Turnover rates for truckload drivers part of large fleets resumed its pattern of heading up in the first quarter of this year, according to the American Trucking Associations (ATA).
This decline marked the fifth time in the last six quarters driver turnover has risen, with the rate declining during the fourth quarter of this year, which was preceded by four consecutive quarterly declines. ATA officials said that the turnover rate for large truckload fleets moved up 2 percentage points to 90 percent for its highest level since the first quarter of 2008. And the turnover rate for smaller fleets-with less than $30 million in revenue-moved up much higher during the quarter with a 16 percent gain to 71 percent, which was its highest level since the second quarter of 2008.

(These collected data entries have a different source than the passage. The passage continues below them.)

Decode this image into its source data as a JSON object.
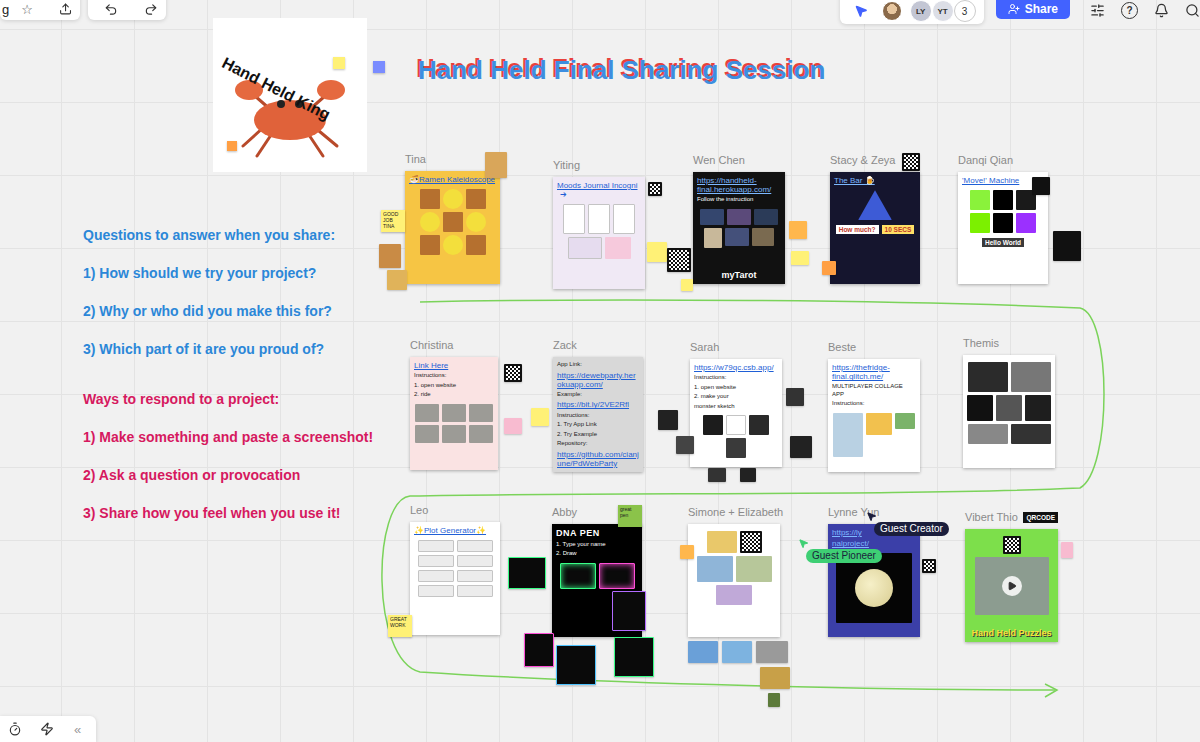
{
  "toolbar": {
    "board_name": "g",
    "star": "☆"
  },
  "presence": {
    "avatars": [
      {
        "initials": "LY",
        "color": "#c3c6d4"
      },
      {
        "initials": "YT",
        "color": "#dcdee6"
      }
    ],
    "count": "3"
  },
  "share_button": "Share",
  "help": "?",
  "bottom_bar": {
    "collapse": "«"
  },
  "board": {
    "title": "Hand Held Final Sharing Session",
    "logo": {
      "caption": "Hand Held King"
    },
    "prompts": {
      "questions_title": "Questions to answer when you share:",
      "questions": [
        "1) How should we try your project?",
        "2) Why or who did you make this for?",
        "3) Which part of it are you proud of?"
      ],
      "responses_title": "Ways to respond to a project:",
      "responses": [
        "1) Make something and paste a screenshot!",
        "2) Ask a question or provocation",
        "3) Share how you feel when you use it!"
      ]
    },
    "projects": [
      {
        "author": "Tina",
        "color": "#f6c544",
        "content": [
          {
            "text": "🍜Ramen Kaleidoscope",
            "kind": "link"
          }
        ],
        "tags": [],
        "notes": [
          {
            "text": "GOOD JOB TINA",
            "color": "#fff176"
          }
        ]
      },
      {
        "author": "Yiting",
        "color": "#f0e9f5",
        "content": [
          {
            "text": "Moods Journal Incogni",
            "kind": "link",
            "trail": "➔"
          }
        ],
        "tags": [],
        "notes": []
      },
      {
        "author": "Wen Chen",
        "color": "#111111",
        "content": [
          {
            "text": "https://handheld-final.herokuapp.com/",
            "kind": "link"
          },
          {
            "text": "Follow the instruction",
            "kind": "text"
          }
        ],
        "tags": [],
        "footer": "myTarot",
        "notes": []
      },
      {
        "author": "Stacy & Zeya",
        "color": "#15152e",
        "content": [
          {
            "text": "The Bar 🍺",
            "kind": "link"
          }
        ],
        "tags": [
          {
            "text": "How much?",
            "color": "#ffffff"
          },
          {
            "text": "10 SECS",
            "color": "#ffe066"
          }
        ],
        "notes": []
      },
      {
        "author": "Danqi Qian",
        "color": "#ffffff",
        "content": [
          {
            "text": "'Move!' Machine",
            "kind": "link"
          }
        ],
        "tags": [
          {
            "text": "Hello World",
            "color": "#3a3a3a"
          }
        ],
        "notes": []
      },
      {
        "author": "Christina",
        "color": "#fae3e3",
        "content": [
          {
            "text": "Link Here",
            "kind": "link"
          },
          {
            "text": "Instructions:",
            "kind": "text"
          },
          {
            "text": "1. open website",
            "kind": "text"
          },
          {
            "text": "2. ride",
            "kind": "text"
          }
        ],
        "tags": [],
        "notes": []
      },
      {
        "author": "Zack",
        "color": "#d8d8d8",
        "content": [
          {
            "text": "App Link:",
            "kind": "text"
          },
          {
            "text": "https://dewebparty.herokuapp.com/",
            "kind": "link"
          },
          {
            "text": "Example:",
            "kind": "text"
          },
          {
            "text": "https://bit.ly/2VE2Rfl",
            "kind": "link"
          },
          {
            "text": "Instructions:",
            "kind": "text"
          },
          {
            "text": "1. Try App Link",
            "kind": "text"
          },
          {
            "text": "2. Try Example",
            "kind": "text"
          },
          {
            "text": "Repository:",
            "kind": "text"
          },
          {
            "text": "https://github.com/cianjune/PdWebParty",
            "kind": "link"
          }
        ],
        "tags": [],
        "notes": []
      },
      {
        "author": "Sarah",
        "color": "#ffffff",
        "content": [
          {
            "text": "https://w79qc.csb.app/",
            "kind": "link"
          },
          {
            "text": "Instructions:",
            "kind": "text"
          },
          {
            "text": "1. open website",
            "kind": "text"
          },
          {
            "text": "2. make your",
            "kind": "text"
          },
          {
            "text": "monster sketch",
            "kind": "text"
          }
        ],
        "tags": [],
        "notes": []
      },
      {
        "author": "Beste",
        "color": "#ffffff",
        "content": [
          {
            "text": "https://thefridge-final.glitch.me/",
            "kind": "link"
          },
          {
            "text": "MULTIPLAYER COLLAGE APP",
            "kind": "text"
          },
          {
            "text": "Instructions:",
            "kind": "text"
          }
        ],
        "tags": [],
        "notes": []
      },
      {
        "author": "Themis",
        "color": "#ffffff",
        "content": [],
        "tags": [],
        "notes": []
      },
      {
        "author": "Leo",
        "color": "#ffffff",
        "content": [
          {
            "text": "✨Plot Generator✨",
            "kind": "link"
          }
        ],
        "tags": [],
        "notes": [
          {
            "text": "GREAT WORK",
            "color": "#fff176"
          }
        ]
      },
      {
        "author": "Abby",
        "color": "#000000",
        "content": [
          {
            "text": "DNA PEN",
            "kind": "heading"
          },
          {
            "text": "1. Type your name",
            "kind": "text"
          },
          {
            "text": "2. Draw",
            "kind": "text"
          }
        ],
        "tags": [],
        "notes": [
          {
            "text": "great pen",
            "color": "#8bc34a"
          }
        ]
      },
      {
        "author": "Simone + Elizabeth",
        "color": "#ffffff",
        "content": [],
        "tags": [],
        "notes": []
      },
      {
        "author": "Lynne Yun",
        "color": "#3b3fa8",
        "content": [
          {
            "text": "https://ly",
            "kind": "link"
          },
          {
            "text": "nalproject/",
            "kind": "link"
          }
        ],
        "tags": [],
        "notes": []
      },
      {
        "author": "Vibert Thio",
        "color": "#7ddf4b",
        "content": [],
        "tags": [],
        "footer": "Hand Held Puzzles",
        "badge": "QRCODE",
        "notes": []
      }
    ]
  },
  "cursors": [
    {
      "label": "Guest Creator",
      "color": "#1b1e3c"
    },
    {
      "label": "Guest Pioneer",
      "color": "#3ecf74"
    }
  ]
}
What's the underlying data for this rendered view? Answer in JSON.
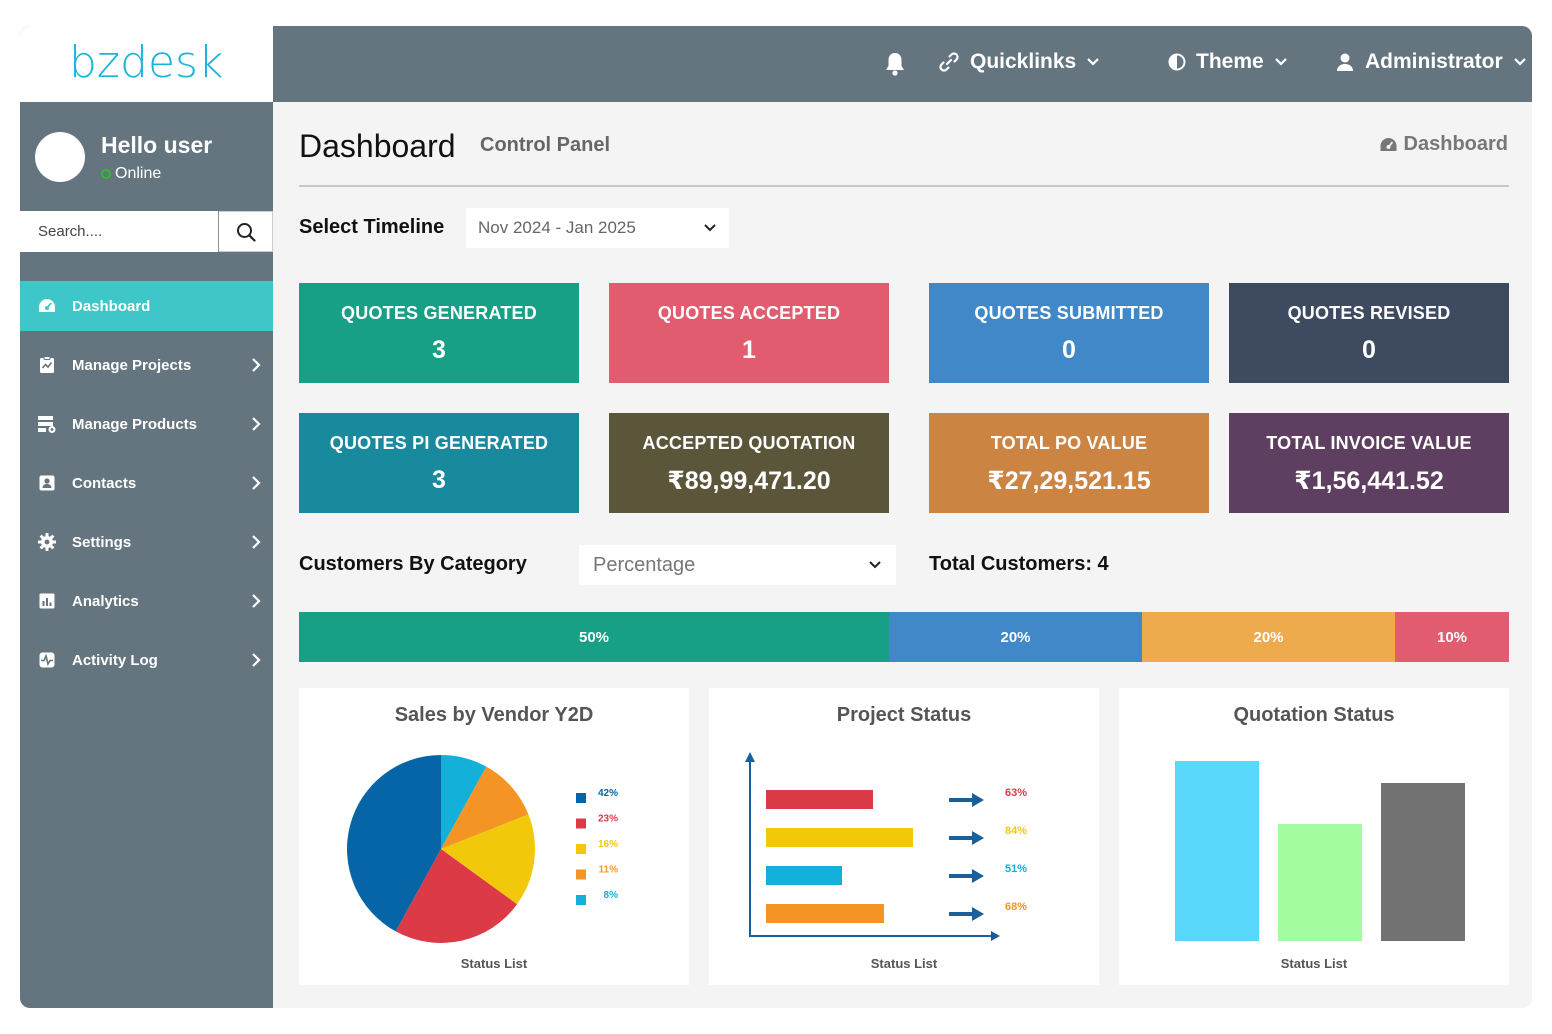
{
  "app": {
    "logo_text": "bzdesk"
  },
  "user": {
    "greeting": "Hello user",
    "status": "Online"
  },
  "search": {
    "placeholder": "Search...."
  },
  "sidebar": {
    "items": [
      {
        "label": "Dashboard",
        "icon": "dashboard-icon",
        "active": true
      },
      {
        "label": "Manage Projects",
        "icon": "projects-icon"
      },
      {
        "label": "Manage Products",
        "icon": "products-icon"
      },
      {
        "label": "Contacts",
        "icon": "contacts-icon"
      },
      {
        "label": "Settings",
        "icon": "gear-icon"
      },
      {
        "label": "Analytics",
        "icon": "analytics-icon"
      },
      {
        "label": "Activity Log",
        "icon": "activity-icon"
      }
    ]
  },
  "topbar": {
    "quicklinks": "Quicklinks",
    "theme": "Theme",
    "user": "Administrator"
  },
  "header": {
    "title": "Dashboard",
    "subtitle": "Control Panel",
    "breadcrumb": "Dashboard"
  },
  "timeline": {
    "label": "Select Timeline",
    "value": "Nov 2024 - Jan 2025"
  },
  "cards": [
    {
      "label": "QUOTES GENERATED",
      "value": "3",
      "color": "#17a085"
    },
    {
      "label": "QUOTES ACCEPTED",
      "value": "1",
      "color": "#e05c6e"
    },
    {
      "label": "QUOTES SUBMITTED",
      "value": "0",
      "color": "#4188c8"
    },
    {
      "label": "QUOTES REVISED",
      "value": "0",
      "color": "#3d4a5f"
    },
    {
      "label": "QUOTES PI GENERATED",
      "value": "3",
      "color": "#198a9e"
    },
    {
      "label": "ACCEPTED QUOTATION",
      "value": "₹89,99,471.20",
      "color": "#5b563a"
    },
    {
      "label": "TOTAL PO VALUE",
      "value": "₹27,29,521.15",
      "color": "#cc8443"
    },
    {
      "label": "TOTAL INVOICE VALUE",
      "value": "₹1,56,441.52",
      "color": "#5e3f62"
    }
  ],
  "customers": {
    "label": "Customers By Category",
    "mode": "Percentage",
    "total": "Total Customers: 4",
    "segments": [
      {
        "label": "50%",
        "value": 50,
        "color": "#17a085"
      },
      {
        "label": "20%",
        "value": 20,
        "color": "#4188c8"
      },
      {
        "label": "20%",
        "value": 20,
        "color": "#eeab4d"
      },
      {
        "label": "10%",
        "value": 10,
        "color": "#e05c6e"
      }
    ]
  },
  "chart_data": [
    {
      "type": "pie",
      "title": "Sales by Vendor Y2D",
      "xlabel": "Status List",
      "slices": [
        {
          "label": "42%",
          "value": 42,
          "color": "#0565a6"
        },
        {
          "label": "23%",
          "value": 23,
          "color": "#dc3a47"
        },
        {
          "label": "16%",
          "value": 16,
          "color": "#f2c90a"
        },
        {
          "label": "11%",
          "value": 11,
          "color": "#f39424"
        },
        {
          "label": "8%",
          "value": 8,
          "color": "#13b0da"
        }
      ]
    },
    {
      "type": "bar",
      "orientation": "horizontal",
      "title": "Project Status",
      "xlabel": "Status List",
      "values": [
        63,
        84,
        51,
        68
      ],
      "labels": [
        "63%",
        "84%",
        "51%",
        "68%"
      ],
      "colors": [
        "#dc3a47",
        "#f2c90a",
        "#13b0da",
        "#f39424"
      ]
    },
    {
      "type": "bar",
      "title": "Quotation Status",
      "xlabel": "Status List",
      "values": [
        100,
        65,
        88
      ],
      "colors": [
        "#5ad8fb",
        "#a3fc9f",
        "#727272"
      ]
    }
  ]
}
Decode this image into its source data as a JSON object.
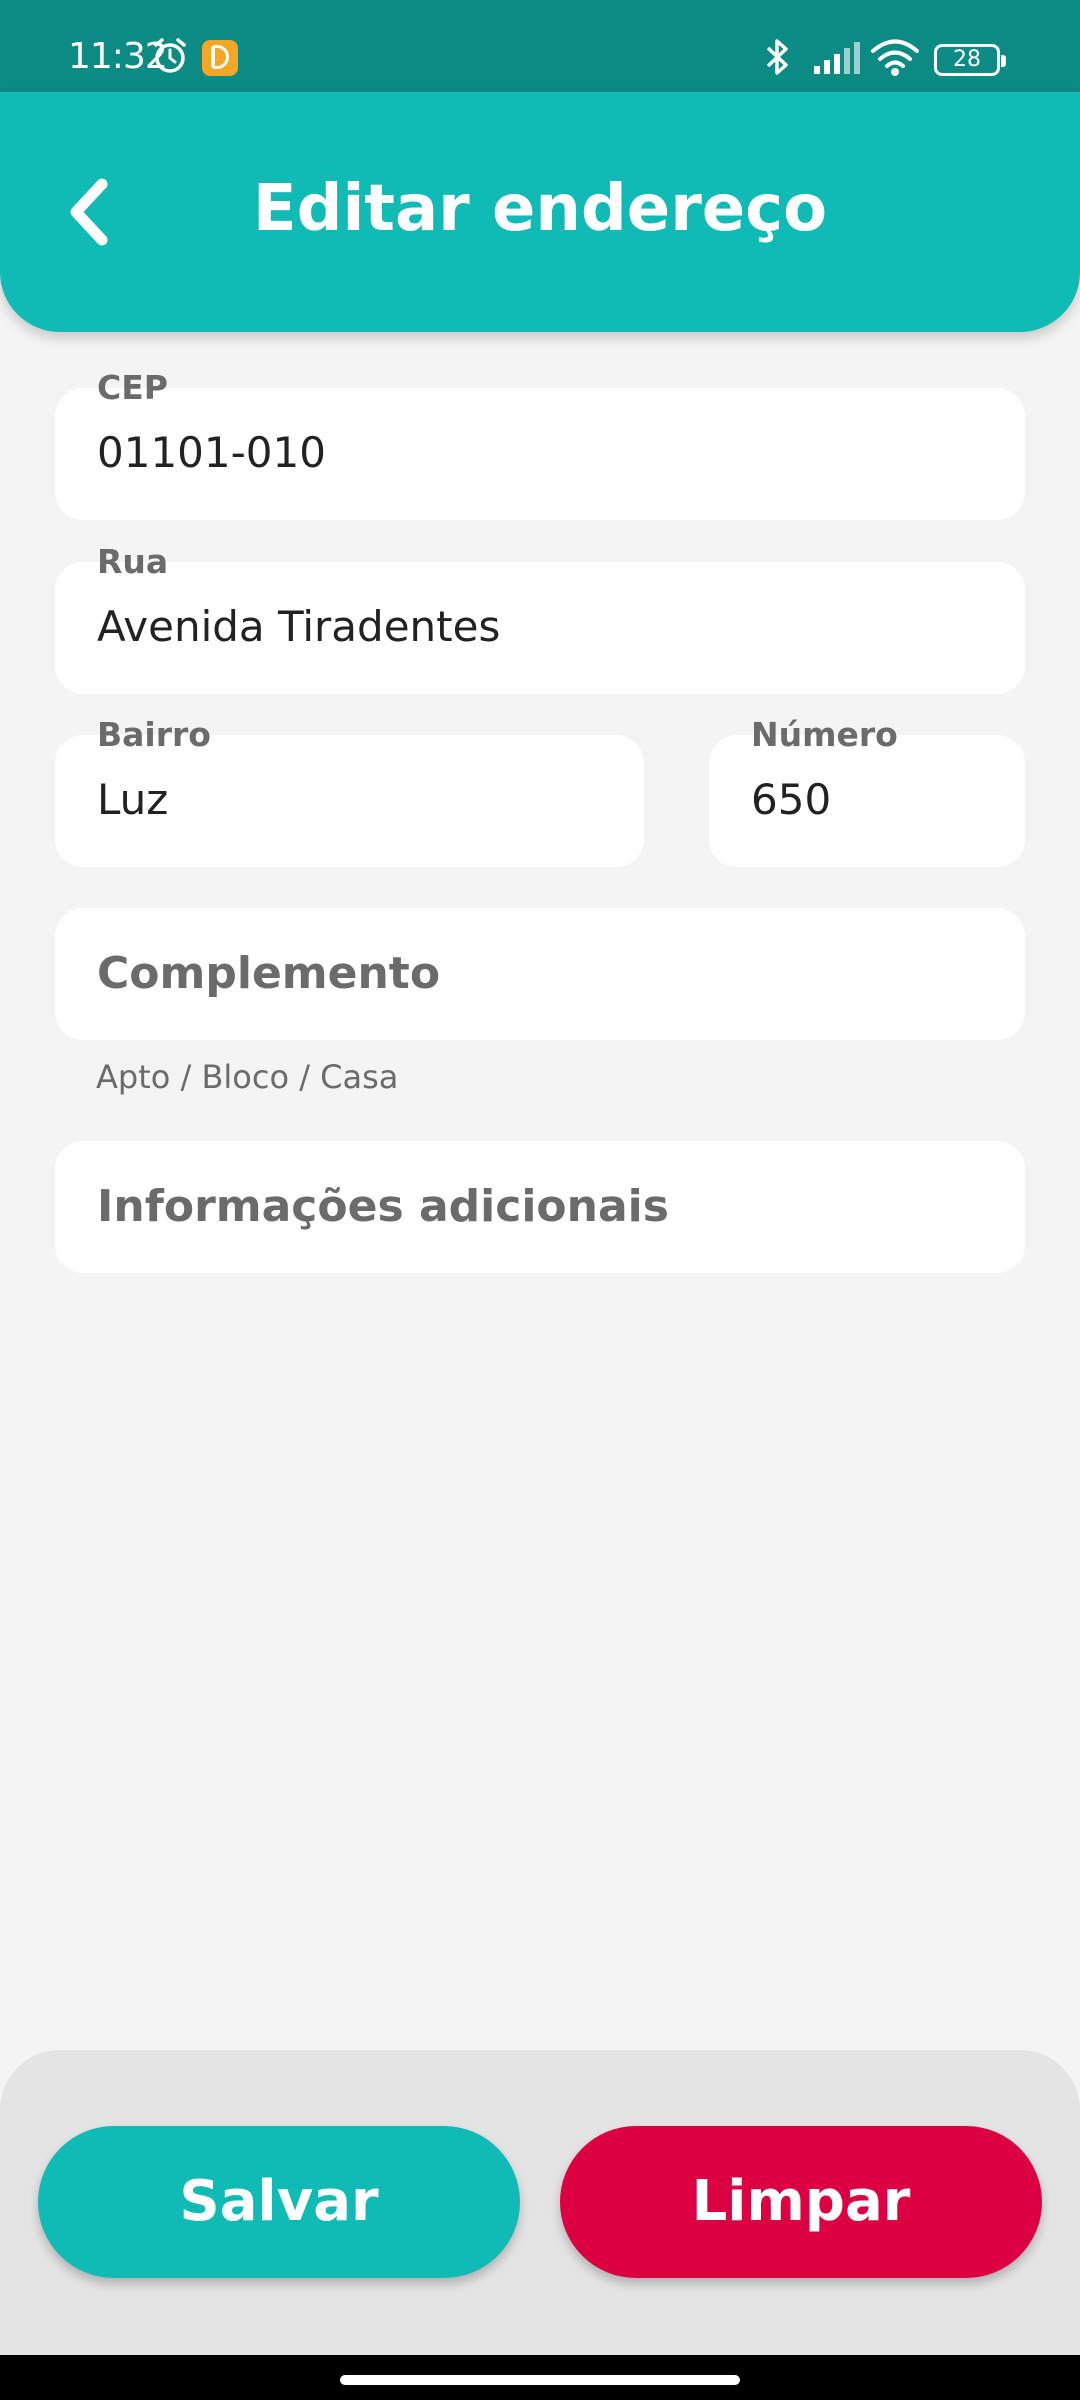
{
  "status_bar": {
    "time": "11:32",
    "battery": "28",
    "icons": [
      "alarm-icon",
      "app-notification-icon",
      "bluetooth-icon",
      "signal-icon",
      "wifi-icon",
      "battery-icon"
    ]
  },
  "header": {
    "title": "Editar endereço",
    "back_icon": "chevron-left-icon"
  },
  "form": {
    "cep": {
      "label": "CEP",
      "value": "01101-010"
    },
    "rua": {
      "label": "Rua",
      "value": "Avenida Tiradentes"
    },
    "bairro": {
      "label": "Bairro",
      "value": "Luz"
    },
    "numero": {
      "label": "Número",
      "value": "650"
    },
    "complemento": {
      "placeholder": "Complemento",
      "helper": "Apto / Bloco / Casa"
    },
    "info": {
      "placeholder": "Informações adicionais"
    }
  },
  "actions": {
    "save_label": "Salvar",
    "clear_label": "Limpar"
  },
  "colors": {
    "status_bar": "#0c8a84",
    "header": "#0fbbb4",
    "save_button": "#0fbbb4",
    "clear_button": "#dc0043",
    "background": "#f4f4f4"
  }
}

On the less-than-truckload side, where driver turnover is traditionally less prevalent due to shorter transit times and less time spent away from home, the first quarter turnover rate was just 8 percent, marking a gain of 1 percent from the fourth quarter of 2012.
“We were surprised that the turnover rate dipped in the fourth quarter,” ATA Chief Economist Bob Costello said in a statement. “This report of a slight rise at large fleets and a significant increase at smaller fleets matches up with what we hear regarding the health of the industry, the tightening of the labor market for drivers and demand for good, quality, experienced drivers.”
As LM has reported, driver turnover and tight capacity are two things that clearly go hand in hand in the trucking industry, especially during the current tight market conditions, spurred on by a slow economic recovery and the December 2010 implementation of CSA, as well as planned changes to truck driver hours-of-service (HOS) regulations that are set to take effect in mid-2013.
What’s more, regulations like CSA and HOS, as well as Electronic On Board Recorders (EOBR) continue to play a major role in carriers’ being hesitant to increase capacity and subsequently hire drivers, which continues to be challenging, as evidenced by ATA’s data.
Werner Enterprises President and COO Derek Leathers said in an interview that the ongoing driver shortage situation has paved the way for a major covergence of costs of sorts.
“The number one cost is salaries,” he said. “For the 11 publicly-traded truckload drivers from the third quarter of last year to the fourth quarter, carriers reduced the size of their fleets even though it was one of the best freight quarters in recent history. The driver shortage situation is real, and wage inflation is going to happen. Our job is to create a better environment for drivers and get them home as frequently as we can. It is hard to do in an irregular route environment, but we do the best we can.”
Avondale Partners analyst Donald Broughton wrote in a research note that the ATA’s data shows that driver turnover remained elevated but stable at large fleets, while jumping noticeably at small fleets.
“Meanwhile, recent employment data has shown that driver pay increases accelerated in the first few months of 2012,” he wrote. “The result is that while the driver shortage continues to constrain capacity, we expect the larger, better-capitalized fleets to be able to more effectively seat their fleets and exploit the pricing power that comes with a tight capacity marketplace.”